Father Martino Nguyen of St. Teresa of Avila Parish in Augusta, Ga., held about 5,000 teens and twentysomethings in rapt attention for an hour and a half as he discussed sex. His talk in English was punctuated with songs and joking asides in Vietnamese that had the audience in stitches. 

“I’m here to tell you what to do with your sexuality, not what not to do. ... I want you to do it and do it right,” Father Martino said in a sometimes irreverent presentation that nonetheless got the point across. 

“If sex is good, why is premarital sex bad?” Father Martino asked. “When you don’t use the gift right, it’s wrong — even in your marriage,” he said. 

The young priest, who was engaged to be married before his fiancée insisted he test his vocation, laid much responsibility on young women in maintaining virtue in dating. “If I say I’m a virgin, I have to give 80 percent of the credit to my fiancée,” he said to howls of laughter. 

Success defined 

Though there are many reasons Vietnamese Catholics travel to Marian Days, there is only one purpose for the congregation that puts it on. 

“The spiritual purpose,” Father Do told OSV. 

Marian Days is “a time for people to redirect their lives to God through Mary.” If it did not serve that spiritual purpose, the congregation would not sponsor Marian Days, he said. “That is the only reason — because of the spiritual benefit.” 

A key indicator for Father Do that Marian Days is fulfilling its purpose is the large number of people who seek the Sacrament of Reconciliation. “Long, long lines of people go to confession,” Father Do said. “They want to meet God.” 

Priests who hear confession report that “for some, it’s so long since they’ve been to confession — sometimes 30 years,” he said. “They’re Catholic, but they don’t practice their faith.” 

There are many who end up deriving a spiritual benefit who, “perhaps, when they came they had no intention for that, but perhaps for a social gathering or entertainment or a weekend away,” Father Do said. “But when they come here, they’re drawn into that dimension.” As long as that keeps happening, Father Do said, he will consider Marian Days a success. 

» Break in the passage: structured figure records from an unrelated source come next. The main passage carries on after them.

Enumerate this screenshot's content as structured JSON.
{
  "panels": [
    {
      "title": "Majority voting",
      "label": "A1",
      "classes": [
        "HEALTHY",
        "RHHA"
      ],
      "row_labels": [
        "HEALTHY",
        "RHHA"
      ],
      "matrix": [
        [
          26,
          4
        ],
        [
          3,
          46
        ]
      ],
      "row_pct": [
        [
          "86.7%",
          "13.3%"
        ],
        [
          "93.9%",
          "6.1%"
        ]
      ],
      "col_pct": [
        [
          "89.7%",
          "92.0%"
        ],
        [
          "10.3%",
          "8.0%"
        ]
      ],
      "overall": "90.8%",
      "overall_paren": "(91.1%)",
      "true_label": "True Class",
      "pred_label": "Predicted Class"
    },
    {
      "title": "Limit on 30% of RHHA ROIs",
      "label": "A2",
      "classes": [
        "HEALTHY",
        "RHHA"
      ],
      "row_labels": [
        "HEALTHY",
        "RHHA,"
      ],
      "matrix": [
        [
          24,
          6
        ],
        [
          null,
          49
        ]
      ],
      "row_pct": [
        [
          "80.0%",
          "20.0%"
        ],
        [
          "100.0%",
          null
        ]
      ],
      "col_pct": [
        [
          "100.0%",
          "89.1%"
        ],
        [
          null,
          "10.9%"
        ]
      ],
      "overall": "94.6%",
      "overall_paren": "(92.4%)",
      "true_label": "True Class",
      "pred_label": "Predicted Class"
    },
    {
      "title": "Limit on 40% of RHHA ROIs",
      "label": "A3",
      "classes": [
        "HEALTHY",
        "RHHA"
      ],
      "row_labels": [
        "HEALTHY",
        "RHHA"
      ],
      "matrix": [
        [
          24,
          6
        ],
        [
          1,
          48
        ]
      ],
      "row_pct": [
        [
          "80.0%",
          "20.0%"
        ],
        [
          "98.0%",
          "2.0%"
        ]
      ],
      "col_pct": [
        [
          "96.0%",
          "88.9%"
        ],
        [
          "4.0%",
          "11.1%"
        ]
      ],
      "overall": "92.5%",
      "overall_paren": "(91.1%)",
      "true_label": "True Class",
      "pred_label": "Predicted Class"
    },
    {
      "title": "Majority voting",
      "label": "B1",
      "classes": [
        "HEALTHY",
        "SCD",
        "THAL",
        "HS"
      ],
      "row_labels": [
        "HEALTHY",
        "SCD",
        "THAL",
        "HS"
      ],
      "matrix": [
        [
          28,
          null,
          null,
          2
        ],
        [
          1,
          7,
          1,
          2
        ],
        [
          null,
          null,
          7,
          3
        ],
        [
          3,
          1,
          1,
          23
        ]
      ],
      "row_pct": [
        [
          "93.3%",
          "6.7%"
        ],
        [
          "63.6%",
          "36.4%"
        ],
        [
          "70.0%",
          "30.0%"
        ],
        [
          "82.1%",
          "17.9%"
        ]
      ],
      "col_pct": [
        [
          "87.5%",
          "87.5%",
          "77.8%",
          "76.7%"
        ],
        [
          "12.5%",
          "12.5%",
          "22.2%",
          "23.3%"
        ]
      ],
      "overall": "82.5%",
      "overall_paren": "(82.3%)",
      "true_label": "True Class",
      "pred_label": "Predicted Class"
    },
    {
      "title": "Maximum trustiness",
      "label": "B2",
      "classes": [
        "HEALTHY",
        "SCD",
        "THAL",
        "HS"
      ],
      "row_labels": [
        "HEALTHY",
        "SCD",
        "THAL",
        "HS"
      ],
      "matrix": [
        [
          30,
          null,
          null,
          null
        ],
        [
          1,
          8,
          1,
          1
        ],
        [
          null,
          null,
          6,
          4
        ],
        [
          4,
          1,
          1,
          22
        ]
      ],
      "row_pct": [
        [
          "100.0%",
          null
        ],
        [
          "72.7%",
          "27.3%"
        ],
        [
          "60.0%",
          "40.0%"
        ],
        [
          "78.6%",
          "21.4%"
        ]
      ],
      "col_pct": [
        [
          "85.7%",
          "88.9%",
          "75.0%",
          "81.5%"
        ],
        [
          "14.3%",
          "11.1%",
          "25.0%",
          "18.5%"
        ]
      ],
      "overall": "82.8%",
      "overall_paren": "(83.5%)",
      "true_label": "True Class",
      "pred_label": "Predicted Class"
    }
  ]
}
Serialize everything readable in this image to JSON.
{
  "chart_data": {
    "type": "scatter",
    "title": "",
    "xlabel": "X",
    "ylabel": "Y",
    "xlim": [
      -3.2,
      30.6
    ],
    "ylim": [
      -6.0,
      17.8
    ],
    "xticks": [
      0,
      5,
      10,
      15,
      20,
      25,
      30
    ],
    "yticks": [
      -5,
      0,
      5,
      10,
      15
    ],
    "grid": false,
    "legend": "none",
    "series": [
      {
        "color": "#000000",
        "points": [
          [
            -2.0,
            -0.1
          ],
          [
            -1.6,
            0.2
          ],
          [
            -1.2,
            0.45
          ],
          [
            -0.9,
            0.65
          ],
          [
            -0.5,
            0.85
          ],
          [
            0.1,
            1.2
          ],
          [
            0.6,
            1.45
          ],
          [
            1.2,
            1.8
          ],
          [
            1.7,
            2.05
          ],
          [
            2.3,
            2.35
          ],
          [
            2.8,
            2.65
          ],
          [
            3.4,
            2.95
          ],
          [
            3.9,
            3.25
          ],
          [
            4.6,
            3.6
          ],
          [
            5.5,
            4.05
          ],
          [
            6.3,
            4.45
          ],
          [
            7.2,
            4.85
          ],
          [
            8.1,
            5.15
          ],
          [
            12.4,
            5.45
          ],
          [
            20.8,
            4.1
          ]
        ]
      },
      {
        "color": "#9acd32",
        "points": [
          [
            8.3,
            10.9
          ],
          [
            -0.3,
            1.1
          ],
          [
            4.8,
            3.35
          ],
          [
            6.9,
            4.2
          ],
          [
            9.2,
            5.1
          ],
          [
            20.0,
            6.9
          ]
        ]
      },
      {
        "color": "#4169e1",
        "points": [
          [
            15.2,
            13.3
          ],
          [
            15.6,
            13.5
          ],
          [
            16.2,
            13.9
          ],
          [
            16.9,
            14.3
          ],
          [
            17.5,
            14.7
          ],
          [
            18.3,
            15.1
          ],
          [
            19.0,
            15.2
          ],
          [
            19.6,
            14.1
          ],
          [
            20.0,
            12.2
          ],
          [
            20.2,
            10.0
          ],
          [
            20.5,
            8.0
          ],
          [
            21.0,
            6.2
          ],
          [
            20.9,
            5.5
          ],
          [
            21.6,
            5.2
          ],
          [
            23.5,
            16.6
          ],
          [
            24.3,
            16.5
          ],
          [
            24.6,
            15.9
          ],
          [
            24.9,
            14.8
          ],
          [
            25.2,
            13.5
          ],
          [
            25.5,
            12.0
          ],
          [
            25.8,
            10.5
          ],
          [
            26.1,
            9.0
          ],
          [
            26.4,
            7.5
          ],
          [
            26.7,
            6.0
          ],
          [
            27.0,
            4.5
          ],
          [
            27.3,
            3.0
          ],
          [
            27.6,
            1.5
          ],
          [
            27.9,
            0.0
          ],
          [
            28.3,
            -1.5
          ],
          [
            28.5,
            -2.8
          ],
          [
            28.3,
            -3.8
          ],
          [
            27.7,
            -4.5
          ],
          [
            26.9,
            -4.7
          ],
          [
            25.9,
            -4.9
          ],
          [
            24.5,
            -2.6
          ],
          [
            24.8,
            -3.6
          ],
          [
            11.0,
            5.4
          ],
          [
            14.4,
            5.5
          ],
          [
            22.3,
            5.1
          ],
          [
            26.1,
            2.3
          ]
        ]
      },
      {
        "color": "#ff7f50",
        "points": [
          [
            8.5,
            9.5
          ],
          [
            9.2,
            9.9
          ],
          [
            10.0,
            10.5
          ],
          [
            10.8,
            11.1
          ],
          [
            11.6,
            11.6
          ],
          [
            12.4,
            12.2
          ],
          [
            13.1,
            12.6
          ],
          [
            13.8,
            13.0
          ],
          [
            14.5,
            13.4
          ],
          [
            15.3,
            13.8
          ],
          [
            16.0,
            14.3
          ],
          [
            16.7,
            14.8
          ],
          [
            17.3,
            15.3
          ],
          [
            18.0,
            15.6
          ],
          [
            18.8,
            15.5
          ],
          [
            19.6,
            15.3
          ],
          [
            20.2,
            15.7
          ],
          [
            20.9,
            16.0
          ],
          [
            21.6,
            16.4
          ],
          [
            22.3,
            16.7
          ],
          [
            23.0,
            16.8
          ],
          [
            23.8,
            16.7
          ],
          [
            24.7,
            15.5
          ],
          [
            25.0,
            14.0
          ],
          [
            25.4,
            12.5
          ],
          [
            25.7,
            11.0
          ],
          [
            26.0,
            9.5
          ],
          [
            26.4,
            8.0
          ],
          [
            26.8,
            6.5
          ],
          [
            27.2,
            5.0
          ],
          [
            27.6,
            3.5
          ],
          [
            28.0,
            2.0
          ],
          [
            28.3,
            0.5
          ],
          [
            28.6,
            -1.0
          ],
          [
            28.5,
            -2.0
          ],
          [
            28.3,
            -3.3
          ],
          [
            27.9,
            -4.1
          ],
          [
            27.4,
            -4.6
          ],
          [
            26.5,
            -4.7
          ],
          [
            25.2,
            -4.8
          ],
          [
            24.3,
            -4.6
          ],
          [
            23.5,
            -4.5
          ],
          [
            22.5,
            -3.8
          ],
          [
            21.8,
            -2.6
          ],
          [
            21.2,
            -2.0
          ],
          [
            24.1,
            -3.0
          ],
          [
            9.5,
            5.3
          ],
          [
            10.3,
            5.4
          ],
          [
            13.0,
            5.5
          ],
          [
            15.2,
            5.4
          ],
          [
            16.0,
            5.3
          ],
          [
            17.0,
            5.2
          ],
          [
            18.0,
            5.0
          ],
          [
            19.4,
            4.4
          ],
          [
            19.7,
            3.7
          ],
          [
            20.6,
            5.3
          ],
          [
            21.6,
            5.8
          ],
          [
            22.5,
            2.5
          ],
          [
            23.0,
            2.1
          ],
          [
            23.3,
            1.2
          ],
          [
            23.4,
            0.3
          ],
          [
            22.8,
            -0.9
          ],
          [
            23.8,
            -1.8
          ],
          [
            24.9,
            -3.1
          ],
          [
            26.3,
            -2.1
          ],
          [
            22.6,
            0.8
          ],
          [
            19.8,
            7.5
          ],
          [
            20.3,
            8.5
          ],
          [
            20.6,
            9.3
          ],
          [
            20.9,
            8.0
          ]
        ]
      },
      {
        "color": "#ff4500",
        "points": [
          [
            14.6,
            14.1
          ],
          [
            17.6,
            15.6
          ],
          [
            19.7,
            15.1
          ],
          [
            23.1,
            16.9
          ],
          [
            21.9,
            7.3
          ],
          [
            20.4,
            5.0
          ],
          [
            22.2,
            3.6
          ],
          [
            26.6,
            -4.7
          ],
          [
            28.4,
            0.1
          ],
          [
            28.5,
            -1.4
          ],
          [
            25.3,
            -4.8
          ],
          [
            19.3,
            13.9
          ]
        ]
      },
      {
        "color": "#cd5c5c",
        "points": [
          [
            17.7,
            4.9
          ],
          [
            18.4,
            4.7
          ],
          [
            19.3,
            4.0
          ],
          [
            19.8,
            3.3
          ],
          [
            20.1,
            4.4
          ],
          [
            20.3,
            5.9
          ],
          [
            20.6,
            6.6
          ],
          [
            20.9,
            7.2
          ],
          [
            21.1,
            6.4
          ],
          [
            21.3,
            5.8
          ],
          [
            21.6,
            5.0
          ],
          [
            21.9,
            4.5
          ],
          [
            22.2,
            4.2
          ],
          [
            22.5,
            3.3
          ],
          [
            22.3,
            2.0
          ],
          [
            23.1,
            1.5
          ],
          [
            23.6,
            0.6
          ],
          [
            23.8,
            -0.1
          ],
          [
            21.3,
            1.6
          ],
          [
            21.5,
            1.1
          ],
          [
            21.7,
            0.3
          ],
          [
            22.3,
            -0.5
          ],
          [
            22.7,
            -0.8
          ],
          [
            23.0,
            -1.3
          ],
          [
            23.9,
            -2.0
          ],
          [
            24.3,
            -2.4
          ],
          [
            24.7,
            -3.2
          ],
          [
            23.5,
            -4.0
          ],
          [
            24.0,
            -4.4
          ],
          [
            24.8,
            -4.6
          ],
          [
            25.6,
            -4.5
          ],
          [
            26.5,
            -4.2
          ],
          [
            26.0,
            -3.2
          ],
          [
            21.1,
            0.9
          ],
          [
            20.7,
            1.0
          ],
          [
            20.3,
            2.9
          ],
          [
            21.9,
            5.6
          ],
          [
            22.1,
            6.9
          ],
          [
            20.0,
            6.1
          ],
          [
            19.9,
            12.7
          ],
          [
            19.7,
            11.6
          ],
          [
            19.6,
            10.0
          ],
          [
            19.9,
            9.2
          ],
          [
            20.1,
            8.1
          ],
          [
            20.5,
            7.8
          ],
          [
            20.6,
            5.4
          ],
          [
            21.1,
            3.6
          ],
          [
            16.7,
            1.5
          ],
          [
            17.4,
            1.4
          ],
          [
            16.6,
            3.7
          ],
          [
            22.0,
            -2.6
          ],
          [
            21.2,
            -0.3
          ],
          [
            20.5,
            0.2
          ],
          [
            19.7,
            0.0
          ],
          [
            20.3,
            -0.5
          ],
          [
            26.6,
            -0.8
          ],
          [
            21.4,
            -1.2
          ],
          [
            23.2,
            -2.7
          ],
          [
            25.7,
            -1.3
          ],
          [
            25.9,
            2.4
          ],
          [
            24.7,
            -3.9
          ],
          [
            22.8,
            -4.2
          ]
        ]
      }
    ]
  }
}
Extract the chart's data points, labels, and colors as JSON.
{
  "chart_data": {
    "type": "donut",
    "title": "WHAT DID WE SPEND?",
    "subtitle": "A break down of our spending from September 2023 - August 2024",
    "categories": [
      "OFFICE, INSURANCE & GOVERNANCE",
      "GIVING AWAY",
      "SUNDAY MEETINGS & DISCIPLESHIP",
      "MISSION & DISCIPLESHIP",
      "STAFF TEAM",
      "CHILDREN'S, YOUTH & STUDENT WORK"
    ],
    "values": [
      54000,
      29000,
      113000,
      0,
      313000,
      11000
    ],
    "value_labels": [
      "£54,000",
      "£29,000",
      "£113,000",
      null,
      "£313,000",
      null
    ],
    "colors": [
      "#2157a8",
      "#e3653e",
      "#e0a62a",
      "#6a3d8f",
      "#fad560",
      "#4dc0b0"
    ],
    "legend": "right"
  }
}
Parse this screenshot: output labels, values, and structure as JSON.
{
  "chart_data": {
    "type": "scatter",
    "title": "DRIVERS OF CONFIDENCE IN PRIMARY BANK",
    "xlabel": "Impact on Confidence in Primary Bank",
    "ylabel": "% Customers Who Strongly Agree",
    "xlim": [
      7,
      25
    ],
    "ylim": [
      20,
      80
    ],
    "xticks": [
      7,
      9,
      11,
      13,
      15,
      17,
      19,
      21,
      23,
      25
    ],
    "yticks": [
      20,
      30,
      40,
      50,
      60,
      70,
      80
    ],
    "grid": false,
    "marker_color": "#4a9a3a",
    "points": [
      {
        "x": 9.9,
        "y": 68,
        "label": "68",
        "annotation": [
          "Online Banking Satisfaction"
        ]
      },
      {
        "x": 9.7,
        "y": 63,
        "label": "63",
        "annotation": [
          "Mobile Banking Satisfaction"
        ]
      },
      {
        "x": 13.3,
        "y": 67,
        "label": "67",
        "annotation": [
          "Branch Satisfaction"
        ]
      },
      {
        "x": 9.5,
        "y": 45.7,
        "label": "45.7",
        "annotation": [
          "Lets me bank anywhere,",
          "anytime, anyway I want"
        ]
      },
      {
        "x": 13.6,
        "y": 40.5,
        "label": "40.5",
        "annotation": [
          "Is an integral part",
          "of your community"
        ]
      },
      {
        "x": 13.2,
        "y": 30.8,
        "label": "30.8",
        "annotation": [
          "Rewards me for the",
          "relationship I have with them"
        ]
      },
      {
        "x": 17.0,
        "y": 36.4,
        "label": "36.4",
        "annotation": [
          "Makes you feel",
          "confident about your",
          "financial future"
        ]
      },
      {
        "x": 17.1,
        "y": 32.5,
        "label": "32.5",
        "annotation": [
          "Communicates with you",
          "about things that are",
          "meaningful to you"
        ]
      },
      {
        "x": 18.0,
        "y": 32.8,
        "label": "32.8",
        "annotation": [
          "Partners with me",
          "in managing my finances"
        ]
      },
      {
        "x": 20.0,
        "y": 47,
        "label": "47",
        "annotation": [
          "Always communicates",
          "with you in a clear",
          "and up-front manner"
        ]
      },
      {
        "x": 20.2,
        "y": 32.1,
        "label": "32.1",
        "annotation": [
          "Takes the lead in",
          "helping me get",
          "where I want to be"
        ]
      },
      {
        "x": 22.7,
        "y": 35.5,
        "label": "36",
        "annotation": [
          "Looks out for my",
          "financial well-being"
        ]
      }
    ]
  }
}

When asked why the communities of Vietnamese Catholics continue to grow and why Vietnamese are overrepresented among seminarians and priests in the United States, Father Do replied: “The blood of the martyrs is the seed of Christians. I really do believe that.” 

Those words were echoed later that day by Lincoln, Neb., Bishop Fabian Bruskewitz in his homily for the Mass of the Holy Martyrs of Vietnam. Later, he honored “the great legacy” the many martyrs of Vietnam have passed on, “not just to Vietnam and people of Vietnamese origin and extraction, but that they have passed on, indeed, to the whole Catholic world and even beyond.” 

Jack Smith is editor of The Catholic Key, the diocesan newspaper of Kansas City-St. Joseph, Mo.